Der Vorstand der Beklagten beschloss am 07.03.2005 die Erhöhung der Quartalsbelastung auf 2.000 EUR ab
Restzahlung IV/04 hinsichtlich eines zeitnahen Defizitausgleichs.
Die Notdienstzentrale B. beschloss am 08.03.2007, dass sie mit den Zentralen RA. (AA., AB.), ZF. (A-Stadt, AC.)
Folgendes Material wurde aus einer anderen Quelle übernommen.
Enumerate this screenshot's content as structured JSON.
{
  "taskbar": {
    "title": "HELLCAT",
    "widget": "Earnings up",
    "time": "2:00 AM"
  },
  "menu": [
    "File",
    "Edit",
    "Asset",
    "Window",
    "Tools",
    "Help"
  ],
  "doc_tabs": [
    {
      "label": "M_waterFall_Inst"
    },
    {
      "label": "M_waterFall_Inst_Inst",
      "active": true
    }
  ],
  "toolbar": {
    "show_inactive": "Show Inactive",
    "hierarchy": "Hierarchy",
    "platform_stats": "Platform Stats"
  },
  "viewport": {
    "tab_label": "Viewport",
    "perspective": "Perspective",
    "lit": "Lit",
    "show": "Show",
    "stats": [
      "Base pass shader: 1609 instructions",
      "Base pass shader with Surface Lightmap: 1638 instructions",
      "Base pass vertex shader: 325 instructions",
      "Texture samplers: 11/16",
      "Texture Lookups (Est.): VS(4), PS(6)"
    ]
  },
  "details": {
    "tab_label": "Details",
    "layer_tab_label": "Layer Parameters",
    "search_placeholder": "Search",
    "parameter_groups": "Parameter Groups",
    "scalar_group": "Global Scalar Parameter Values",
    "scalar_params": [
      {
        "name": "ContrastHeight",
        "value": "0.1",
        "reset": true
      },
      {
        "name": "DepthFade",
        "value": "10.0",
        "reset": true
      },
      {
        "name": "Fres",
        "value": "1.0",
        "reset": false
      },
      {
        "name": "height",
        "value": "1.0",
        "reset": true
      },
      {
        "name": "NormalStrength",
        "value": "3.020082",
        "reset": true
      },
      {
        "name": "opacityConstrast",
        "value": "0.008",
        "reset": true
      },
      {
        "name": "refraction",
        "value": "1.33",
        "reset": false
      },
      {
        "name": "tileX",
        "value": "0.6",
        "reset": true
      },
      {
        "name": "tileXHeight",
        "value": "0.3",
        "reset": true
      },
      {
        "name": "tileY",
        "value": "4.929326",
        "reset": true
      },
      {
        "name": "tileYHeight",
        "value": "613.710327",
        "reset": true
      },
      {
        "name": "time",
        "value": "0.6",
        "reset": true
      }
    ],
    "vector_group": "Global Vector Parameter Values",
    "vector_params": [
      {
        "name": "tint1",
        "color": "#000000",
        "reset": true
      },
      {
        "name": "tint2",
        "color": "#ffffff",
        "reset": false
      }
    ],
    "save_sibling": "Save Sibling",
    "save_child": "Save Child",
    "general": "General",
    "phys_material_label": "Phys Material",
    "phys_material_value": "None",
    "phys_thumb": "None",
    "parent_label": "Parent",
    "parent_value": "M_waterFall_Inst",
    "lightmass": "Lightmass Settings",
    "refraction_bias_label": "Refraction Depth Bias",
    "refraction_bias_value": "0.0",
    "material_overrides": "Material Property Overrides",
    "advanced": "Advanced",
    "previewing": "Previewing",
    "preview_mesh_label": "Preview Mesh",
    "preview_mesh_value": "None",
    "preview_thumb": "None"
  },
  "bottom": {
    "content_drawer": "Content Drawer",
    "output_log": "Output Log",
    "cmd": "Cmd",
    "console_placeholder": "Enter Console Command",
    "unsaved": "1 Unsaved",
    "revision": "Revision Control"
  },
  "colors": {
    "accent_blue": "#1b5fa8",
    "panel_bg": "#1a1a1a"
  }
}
und RB. (AD.) zusammengelegt werden sollte. Dem stimmte der Vorstand der Beklagten am 27.03.2007 zu. Die
Notdienstzentrale B. beschloss dann am 30.08.2007 ihre Auflösung zum 01.01.2008. Dem stimmte der Vorstand der
Beklagten am 05.09.2007 zu.
Mit Bescheid vom 18.12.2007 setzte die Beklagte für den Zeitraum 2001 bis 2006 einen Gesamtbetrag in Höhe von
16.204,68 EUR fest. Sie verwies auf § 8 Abs. 3 der Notdienstordnung hin, wonach der Kläger als Mitglied der
Bereitschaftsdienstzentrale B. verpflichtet sei, Defizite finanziell zu tragen. Aufgrund Überschneidungen
organisatorischer Zuständigkeiten sei es zu einer Verzögerung gekommen. Zur Zusammensetzung des Betrages
verweise sie auf die beigefügte Aufstellung. Die Belastung des Arztkontos werde sie über acht Quartale (IV/07 bis
III/09) in Höhe von jeweils 2.025,59 EUR vornehmen.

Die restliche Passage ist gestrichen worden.